Cambodia’s Indigenous communities renounce communal land titles for microloans


  • Indigenous rural communities in northeastern Cambodia are struggling under debts that have ballooned from modest microloans with high interest rates.
  • Microlending as a means of increasing communities’ access to finance is strongly supported by the World Bank, but runs counter to efforts to grant communal land ownership of homes, farmlands and sacred forests — another World Bank initiative.
  • Entire villages have opted out of the communal land titling program because it would prevent them from using this land as collateral for microloans and selling land to outsiders, often to repay debt.
  • This project was supported by a grant from the Pulitzer Center’s Rainforest Journalism Fund.

TA HEUY, Cambodia — Cambodian farmers Nuoy and Nangkek were both in their late 20s when they took out their first microloan in 2018 for around $600 to help grow their crops. Today, the couple owe more than $10,000 to two financial institutions charging 18% annual interest.

Like many borrowers in a country with one of the highest rates of microloans per capita, the couple spiraled deeper into debt as they borrowed more money to keep up with monthly payments on existing loans. Nuoy and Nangek also resorted to borrowing from several neighborhood lenders who charged even higher interest.

Poor cashew harvests brought by heavy rains destroyed much of the only source of income the two had, forcing them last year to migrate to another part of the country to work in a car parts factory. The debt and stress have mounted.

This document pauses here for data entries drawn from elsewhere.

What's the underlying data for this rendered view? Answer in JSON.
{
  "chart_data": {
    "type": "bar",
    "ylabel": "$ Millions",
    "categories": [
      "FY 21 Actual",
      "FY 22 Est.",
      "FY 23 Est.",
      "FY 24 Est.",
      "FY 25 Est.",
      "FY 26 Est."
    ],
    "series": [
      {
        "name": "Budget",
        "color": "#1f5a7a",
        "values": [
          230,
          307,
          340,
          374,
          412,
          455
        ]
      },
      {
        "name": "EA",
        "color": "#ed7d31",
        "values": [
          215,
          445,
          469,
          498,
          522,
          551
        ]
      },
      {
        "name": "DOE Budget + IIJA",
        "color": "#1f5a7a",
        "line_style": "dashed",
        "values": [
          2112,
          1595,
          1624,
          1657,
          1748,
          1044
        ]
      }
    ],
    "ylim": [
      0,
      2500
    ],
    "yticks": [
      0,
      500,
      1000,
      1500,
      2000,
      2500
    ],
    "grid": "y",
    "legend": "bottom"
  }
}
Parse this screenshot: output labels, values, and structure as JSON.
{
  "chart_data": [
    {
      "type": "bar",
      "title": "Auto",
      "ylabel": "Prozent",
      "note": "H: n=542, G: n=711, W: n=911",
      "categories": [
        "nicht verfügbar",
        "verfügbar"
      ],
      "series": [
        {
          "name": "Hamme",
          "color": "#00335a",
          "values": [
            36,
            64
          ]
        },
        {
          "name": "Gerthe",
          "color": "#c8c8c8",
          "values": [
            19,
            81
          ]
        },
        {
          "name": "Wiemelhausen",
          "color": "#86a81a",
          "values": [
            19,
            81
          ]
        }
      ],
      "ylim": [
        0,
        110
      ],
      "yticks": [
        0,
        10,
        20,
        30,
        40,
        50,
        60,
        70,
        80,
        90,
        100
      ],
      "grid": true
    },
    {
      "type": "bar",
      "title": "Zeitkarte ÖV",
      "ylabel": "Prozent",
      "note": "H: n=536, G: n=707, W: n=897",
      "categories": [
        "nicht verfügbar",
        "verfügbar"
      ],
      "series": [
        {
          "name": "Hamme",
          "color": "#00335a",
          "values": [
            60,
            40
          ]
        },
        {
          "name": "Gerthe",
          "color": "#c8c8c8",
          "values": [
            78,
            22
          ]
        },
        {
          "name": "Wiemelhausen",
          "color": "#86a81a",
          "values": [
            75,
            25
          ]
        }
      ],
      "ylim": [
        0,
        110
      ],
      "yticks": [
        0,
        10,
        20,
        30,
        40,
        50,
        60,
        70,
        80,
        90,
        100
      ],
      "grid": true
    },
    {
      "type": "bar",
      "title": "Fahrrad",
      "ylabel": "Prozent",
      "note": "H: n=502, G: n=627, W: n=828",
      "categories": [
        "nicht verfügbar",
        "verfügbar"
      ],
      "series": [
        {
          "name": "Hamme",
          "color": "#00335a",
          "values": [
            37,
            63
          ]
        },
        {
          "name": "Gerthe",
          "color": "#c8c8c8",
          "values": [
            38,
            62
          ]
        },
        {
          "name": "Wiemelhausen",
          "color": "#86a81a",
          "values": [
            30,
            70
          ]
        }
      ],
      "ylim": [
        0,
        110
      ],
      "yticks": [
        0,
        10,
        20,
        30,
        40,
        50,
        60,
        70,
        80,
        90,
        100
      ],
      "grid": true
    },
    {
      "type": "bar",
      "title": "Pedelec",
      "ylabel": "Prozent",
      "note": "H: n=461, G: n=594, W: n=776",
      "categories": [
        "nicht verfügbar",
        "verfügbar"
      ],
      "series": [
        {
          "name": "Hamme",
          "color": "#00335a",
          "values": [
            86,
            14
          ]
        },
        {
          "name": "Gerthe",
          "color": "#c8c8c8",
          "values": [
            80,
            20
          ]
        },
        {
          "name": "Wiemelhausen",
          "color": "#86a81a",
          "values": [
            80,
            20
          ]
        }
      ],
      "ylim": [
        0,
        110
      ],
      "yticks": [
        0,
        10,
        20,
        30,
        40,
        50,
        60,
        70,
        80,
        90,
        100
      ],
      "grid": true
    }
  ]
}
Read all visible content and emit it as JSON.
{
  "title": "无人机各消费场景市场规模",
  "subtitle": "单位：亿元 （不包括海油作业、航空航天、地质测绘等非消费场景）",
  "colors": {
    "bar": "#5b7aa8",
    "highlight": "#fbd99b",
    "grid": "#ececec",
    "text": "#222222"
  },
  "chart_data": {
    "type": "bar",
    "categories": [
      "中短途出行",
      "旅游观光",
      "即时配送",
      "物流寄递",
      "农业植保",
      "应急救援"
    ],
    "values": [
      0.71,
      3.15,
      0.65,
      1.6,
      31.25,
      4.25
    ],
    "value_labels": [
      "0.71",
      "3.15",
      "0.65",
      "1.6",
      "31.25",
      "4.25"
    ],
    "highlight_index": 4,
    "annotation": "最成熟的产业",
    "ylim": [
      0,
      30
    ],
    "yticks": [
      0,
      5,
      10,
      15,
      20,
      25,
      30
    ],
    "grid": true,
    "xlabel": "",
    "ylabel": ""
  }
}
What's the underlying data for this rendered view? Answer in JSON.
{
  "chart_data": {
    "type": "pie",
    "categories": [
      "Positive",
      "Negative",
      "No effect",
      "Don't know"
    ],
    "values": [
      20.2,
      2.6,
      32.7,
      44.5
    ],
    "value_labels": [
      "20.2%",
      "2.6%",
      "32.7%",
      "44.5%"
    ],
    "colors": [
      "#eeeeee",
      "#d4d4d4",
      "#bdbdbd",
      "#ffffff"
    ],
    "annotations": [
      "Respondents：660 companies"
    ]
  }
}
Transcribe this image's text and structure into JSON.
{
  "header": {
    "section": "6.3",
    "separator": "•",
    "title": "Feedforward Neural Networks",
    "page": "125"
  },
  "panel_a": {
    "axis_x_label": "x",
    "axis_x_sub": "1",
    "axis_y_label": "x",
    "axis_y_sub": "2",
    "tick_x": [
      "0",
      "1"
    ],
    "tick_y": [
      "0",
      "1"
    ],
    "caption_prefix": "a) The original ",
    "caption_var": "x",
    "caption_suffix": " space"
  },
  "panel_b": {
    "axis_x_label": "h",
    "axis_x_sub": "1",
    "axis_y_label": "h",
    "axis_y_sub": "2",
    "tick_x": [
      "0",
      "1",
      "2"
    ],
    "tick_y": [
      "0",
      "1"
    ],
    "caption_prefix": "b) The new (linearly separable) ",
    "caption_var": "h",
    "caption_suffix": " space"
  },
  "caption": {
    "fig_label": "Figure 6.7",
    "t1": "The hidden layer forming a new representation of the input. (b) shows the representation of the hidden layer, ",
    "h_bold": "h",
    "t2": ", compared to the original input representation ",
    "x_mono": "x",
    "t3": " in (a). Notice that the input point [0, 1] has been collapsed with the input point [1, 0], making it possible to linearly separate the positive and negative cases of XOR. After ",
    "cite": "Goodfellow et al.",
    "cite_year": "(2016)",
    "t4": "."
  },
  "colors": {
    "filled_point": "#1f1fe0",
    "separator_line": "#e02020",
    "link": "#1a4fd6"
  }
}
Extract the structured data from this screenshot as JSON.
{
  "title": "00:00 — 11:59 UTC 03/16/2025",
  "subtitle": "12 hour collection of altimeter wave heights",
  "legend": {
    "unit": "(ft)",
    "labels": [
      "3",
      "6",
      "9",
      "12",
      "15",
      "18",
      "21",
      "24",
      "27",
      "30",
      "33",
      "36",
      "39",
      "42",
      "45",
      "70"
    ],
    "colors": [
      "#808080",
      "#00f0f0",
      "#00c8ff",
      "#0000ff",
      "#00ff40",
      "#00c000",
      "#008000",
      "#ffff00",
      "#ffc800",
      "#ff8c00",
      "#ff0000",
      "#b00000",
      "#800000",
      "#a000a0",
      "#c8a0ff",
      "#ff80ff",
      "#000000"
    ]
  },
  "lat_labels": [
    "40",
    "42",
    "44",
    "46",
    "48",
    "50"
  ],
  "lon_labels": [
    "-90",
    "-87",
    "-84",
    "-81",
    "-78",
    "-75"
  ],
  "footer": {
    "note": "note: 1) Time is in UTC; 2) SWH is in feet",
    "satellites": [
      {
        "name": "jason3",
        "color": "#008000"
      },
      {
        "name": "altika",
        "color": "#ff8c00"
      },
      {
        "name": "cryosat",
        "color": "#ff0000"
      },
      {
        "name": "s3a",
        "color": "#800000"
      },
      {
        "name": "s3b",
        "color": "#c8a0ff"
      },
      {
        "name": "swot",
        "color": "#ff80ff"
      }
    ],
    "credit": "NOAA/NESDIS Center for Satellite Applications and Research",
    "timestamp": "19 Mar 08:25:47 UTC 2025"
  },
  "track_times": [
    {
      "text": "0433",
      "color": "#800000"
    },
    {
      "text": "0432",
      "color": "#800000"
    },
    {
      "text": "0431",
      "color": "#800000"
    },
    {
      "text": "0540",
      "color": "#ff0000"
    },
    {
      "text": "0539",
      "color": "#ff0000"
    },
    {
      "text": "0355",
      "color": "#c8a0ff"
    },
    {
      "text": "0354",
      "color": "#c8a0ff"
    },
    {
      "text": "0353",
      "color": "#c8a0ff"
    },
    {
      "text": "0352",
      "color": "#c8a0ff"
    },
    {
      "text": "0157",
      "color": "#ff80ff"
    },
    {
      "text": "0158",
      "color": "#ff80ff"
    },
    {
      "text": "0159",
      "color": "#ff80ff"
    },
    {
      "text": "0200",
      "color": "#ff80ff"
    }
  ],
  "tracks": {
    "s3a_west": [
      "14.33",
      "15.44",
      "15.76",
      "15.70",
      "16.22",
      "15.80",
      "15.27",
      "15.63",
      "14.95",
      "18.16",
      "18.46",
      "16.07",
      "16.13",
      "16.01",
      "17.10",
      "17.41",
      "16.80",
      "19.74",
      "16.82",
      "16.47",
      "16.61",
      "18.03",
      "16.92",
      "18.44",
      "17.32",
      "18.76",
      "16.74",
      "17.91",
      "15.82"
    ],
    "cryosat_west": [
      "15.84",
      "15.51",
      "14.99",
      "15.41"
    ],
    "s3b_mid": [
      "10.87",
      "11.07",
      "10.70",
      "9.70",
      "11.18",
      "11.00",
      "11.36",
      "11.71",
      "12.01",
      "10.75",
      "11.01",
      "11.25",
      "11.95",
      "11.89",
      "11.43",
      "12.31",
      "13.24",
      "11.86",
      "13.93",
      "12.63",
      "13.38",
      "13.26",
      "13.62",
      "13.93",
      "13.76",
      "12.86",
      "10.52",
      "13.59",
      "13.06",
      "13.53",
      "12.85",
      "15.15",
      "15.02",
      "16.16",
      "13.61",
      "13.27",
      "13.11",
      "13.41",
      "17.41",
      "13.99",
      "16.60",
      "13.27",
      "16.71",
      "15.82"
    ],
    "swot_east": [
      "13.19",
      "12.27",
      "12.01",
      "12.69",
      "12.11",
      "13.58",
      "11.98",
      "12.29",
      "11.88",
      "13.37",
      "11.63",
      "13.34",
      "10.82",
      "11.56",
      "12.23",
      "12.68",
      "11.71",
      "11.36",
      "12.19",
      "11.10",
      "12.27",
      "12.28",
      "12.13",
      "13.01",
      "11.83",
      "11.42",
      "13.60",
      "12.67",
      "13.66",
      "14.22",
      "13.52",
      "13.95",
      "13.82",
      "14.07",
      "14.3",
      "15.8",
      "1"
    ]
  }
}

“I can’t sleep, I’m always thinking about the loan, can I get the money, how can I pay back the debt — now we are spending all our time trying to get money,” says Nuoy, who along with his wife requested a pseudonym to avoid repercussions from authorities and the microlenders.

Most of the couple’s microloans had been collateralized by farmland in their ethnic Kreung and Brao village of Ta Heuy in northeastern Ratanakiri province, one of the regions of Cambodia most heavily populated with Indigenous ethnic minority communities. To repay their debts, they now plan to sell most of their farmland.

Their debt crisis parallels and highlights a turning point in Ta Heuy village.

For nearly a decade, the Indigenous community had sought to gain legal ownership of its customary lands and sacred forests. Then, in June 2022, at the final stage of the arduous bureaucratic process, the vast majority of the village — Nuoy and Nangkek included — thumb-printed a petition to withdraw the application, shocking authorities and alarming Indigenous rights NGOs.

Microloans are the primary reason, community leaders and residents told Mongabay.

The special form of land ownership the village renounced is known as an Indigenous Communal Land Title (ICLT) and was designed to protect against the threat of land loss and deforestation. Under the ICLT, individual families would be barred from selling their land outside the community.

As envisioned by Indigenous rights activists, the communal land ownership promised a bulwark of protection for villagers’ livelihoods and cultural heritage. Besides encompassing homes and farmlands, the communal land title was also designed to protect villages’ spirit and cemetery forests, and set aside “reserve forest” for future generations.

The World Bank, a proponent of the ICLT, argues that empowering Indigenous peoples to protect their customary lands and maintain their traditional agricultural practices better safeguards forests and biodiversity.

But now another policy championed for decades by the World Bank — the $16 billion microfinance industry in Cambodia — had come into conflict with the entire ICLT framework.